TLGS Index Documentation

What does TLGS index?

As of now, TLGS only indexes textual content withing Gemini. And it ignores all links to other protocols like HTTP and Gopher. It only parses and follows links withing `text/gemini` pages. Thus links withing other textual pages are ignored. Though contents in `text/plain`, `text/markdown`, `text/x-rst` and `plaintext` are still indexed.

Textual pages over 2.5MB are not indexed nor links within are followed. And we only fetch headers of binary files to make sure the file exists. Then it's URL is directly added to the index. If you see broken connections requesting binary files. That's likely TLGS checking if the file exists.

Please understand that TLGS allows manually excluding capsules from it's index. That the maintainer utilizes to prevent TLGS from crawling sites that causes issues with ranking or other functionalities. Please don't take it personally or think it is censorship if your content does not get indexed. TLGS although designed to be scalable and efficient, does run on fairly limited resources. We promise to keep working and make the indexing more efficient and resilient.

Currently especially contents of the following types is excluded:

Mirrors of large websites from the common Web such as social media, Wikipedia (too big to be added to our index)

Mirrors of news aggrigrates from the common Web (again, too big to be added)
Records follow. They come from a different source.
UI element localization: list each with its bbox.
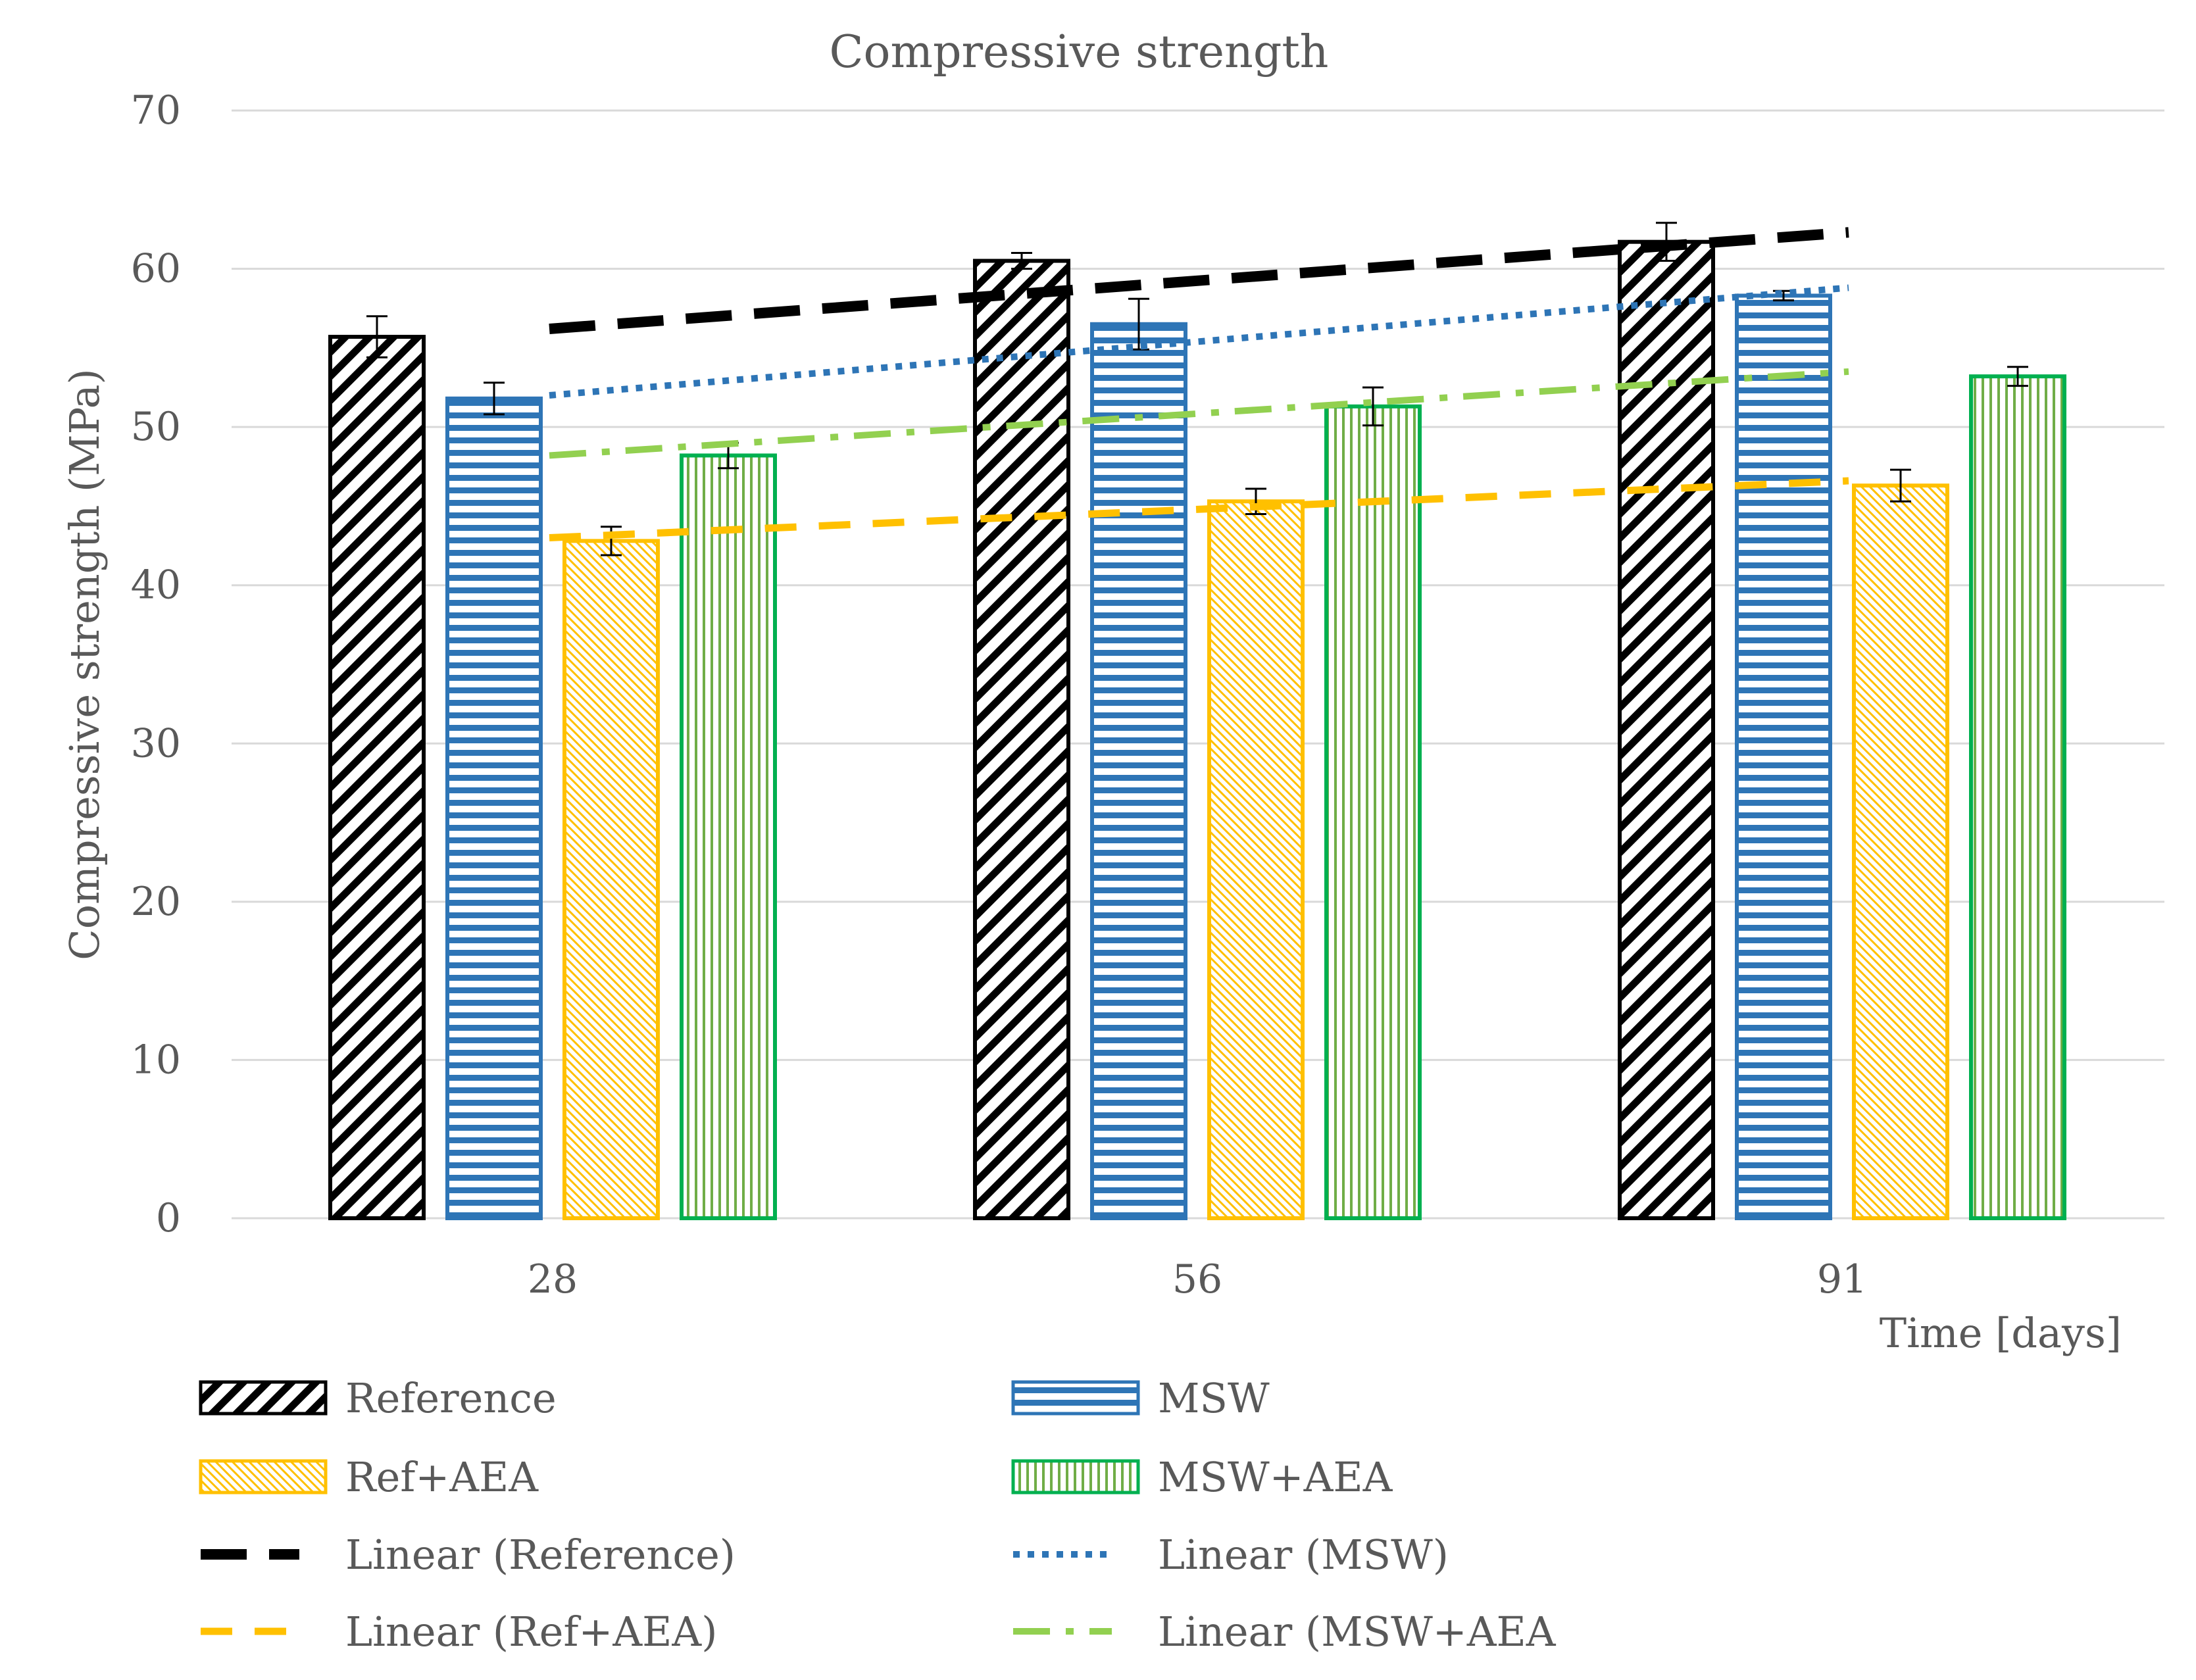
bar-msw-aea-28	[680, 453, 777, 1221]
error-bar-msw-aea-56	[1362, 386, 1384, 427]
gridlines	[232, 109, 2164, 1220]
y-tick-label-60: 60	[131, 246, 181, 292]
trendline-ref-aea	[549, 477, 1849, 542]
bar-msw-aea-91	[1969, 374, 2066, 1220]
y-tick-labels: 0 10 20 30 40 50 60 70	[131, 87, 181, 1241]
legend-label: MSW+AEA	[1158, 1453, 1393, 1501]
legend-swatch	[199, 1380, 328, 1416]
legend-label: MSW	[1158, 1374, 1270, 1422]
bar-msw-28	[445, 396, 543, 1221]
trendline-msw-aea	[549, 368, 1849, 459]
bar-reference-91	[1618, 239, 1715, 1220]
trendline-msw	[549, 284, 1849, 399]
legend-item-reference: Reference	[199, 1374, 557, 1422]
bar-ref-aea-91	[1852, 483, 1949, 1220]
legend-swatch	[1011, 1380, 1140, 1416]
legend-item-msw: MSW	[1011, 1374, 1270, 1422]
legend-item-msw-aea: MSW+AEA	[1011, 1453, 1393, 1501]
legend-item-linear-ref-aea-: Linear (Ref+AEA)	[201, 1608, 717, 1656]
y-tick-label-40: 40	[131, 562, 181, 608]
trendline-reference	[549, 227, 1849, 334]
y-tick-label-20: 20	[131, 879, 181, 925]
bar-reference-28	[328, 335, 426, 1221]
x-tick-labels: 28 56 91	[528, 1256, 1867, 1302]
y-tick-label-30: 30	[131, 720, 181, 766]
x-tick-label-91: 91	[1817, 1256, 1867, 1302]
error-bar-msw-aea-91	[2007, 366, 2028, 387]
x-tick-label-28: 28	[528, 1256, 578, 1302]
chart-title: Compressive strength	[830, 26, 1329, 78]
legend-label: Reference	[345, 1374, 557, 1422]
legend-label: Ref+AEA	[345, 1453, 539, 1501]
bars	[328, 239, 2066, 1221]
bar-reference-56	[973, 259, 1070, 1220]
legend-item-linear-msw-aea: Linear (MSW+AEA	[1013, 1608, 1557, 1656]
legend-swatch	[1011, 1459, 1140, 1495]
error-bar-ref-aea-91	[1890, 468, 1911, 503]
legend-label: Linear (Reference)	[345, 1531, 736, 1579]
legend-item-ref-aea: Ref+AEA	[199, 1453, 539, 1501]
x-axis-label: Time [days]	[1880, 1309, 2122, 1357]
y-tick-label-50: 50	[131, 404, 181, 450]
legend-label: Linear (MSW)	[1158, 1531, 1449, 1579]
trendlines	[549, 227, 1849, 542]
bar-ref-aea-56	[1207, 499, 1305, 1220]
bar-ref-aea-28	[562, 539, 660, 1221]
y-tick-label-0: 0	[156, 1195, 181, 1241]
x-tick-label-56: 56	[1172, 1256, 1222, 1302]
legend-swatch	[199, 1459, 328, 1495]
legend-item-linear-reference-: Linear (Reference)	[201, 1531, 736, 1579]
y-tick-label-70: 70	[131, 87, 181, 134]
legend: Reference MSW Ref+AEA MSW+AEA Linear (Refere…	[199, 1374, 1557, 1656]
legend-item-linear-msw-: Linear (MSW)	[1013, 1531, 1449, 1579]
y-axis-label: Compressive strength (MPa)	[61, 368, 109, 960]
bar-msw-91	[1735, 293, 1832, 1220]
y-tick-label-10: 10	[131, 1037, 181, 1083]
legend-label: Linear (Ref+AEA)	[345, 1608, 717, 1656]
bar-msw-aea-56	[1324, 404, 1422, 1221]
legend-label: Linear (MSW+AEA	[1158, 1608, 1557, 1656]
error-bar-msw-28	[484, 382, 505, 416]
error-bar-reference-56	[1011, 252, 1032, 270]
bar-msw-56	[1090, 322, 1187, 1220]
error-bar-reference-28	[366, 315, 387, 358]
Git commit histories, RFC mirrors and other web archives

With that said. We do index individual news mirror as long as they are not overly large.

Does TLGS index the entirity of my page?

Yes... but not really 100%. To provide better search result. After retrieving the page. TLGS removes ASCII arts and content separators from the page before indexing. There will be false positives in the detection despite our efforts. Causing some code segments (especially esoteric languages like BrainF**k) be removed from the index. Thus almost everything relevant will be indexed.

robots.txt support

TLGS supports the simplified robots.txt specification for Gemini. To prevent crawling pages of your site, place a "robots.txt" file in your capsule's root directory. TLGS will fetch and parse the file before crawling your site. The file should have a content type of `text/plain` and is encoded in UTF-8, without BOM. The file is cached by TLGS for 7 days. TLGS will reuse the file within the caching period to reduce bandwidth consumption and speedup crawling.

robots.txt for Gemini

TLGS follows the following user agents:

tlgs

indexer

*

Note that TLGS's crawler does not support any of the following extended features common on the Web. And we only support the * and $ special characters.

Allow directives

Crawl-Delay directives

How can I recognize requests from TLGS?

You can't. Gemini does not provide a way for TLGS (or any client in that matter) to notify the server about the implementation and/or intent.

Does TLGS keeps the data forever?

No. TLGS will automatically remove a page from it's index after 1 month of failing to re-retrieve it (ex: the server was removed from the internet, the pages was deleted, etc..).

Details

Redirection

TLGS allows up to 5 redirections before giving up. If at any point the redirection is not to a Gemini URL or points to somewhere blocked by robots.txt. TLGS will stop following the redirection chain and consider the page as not found.

Special case: 53 Proxy Request Refused

TLGS does not care about the returned status code. It only accepts 20 for success and 3X for redirection. All other status means resource not avaliable to TLGS. 53 is the only exception. Martin (the author of TLGS) had a discussion with a Gemini user. Due to some weird quarks (compatablity, etc..) crawlers often ignore certificate errors. Leading to capsules being crawled on the wrong domain. Status 53 is used to tell TLGS that it is requsting from thewrong domain. TLGS will then stop crawling said page within a 21 day period.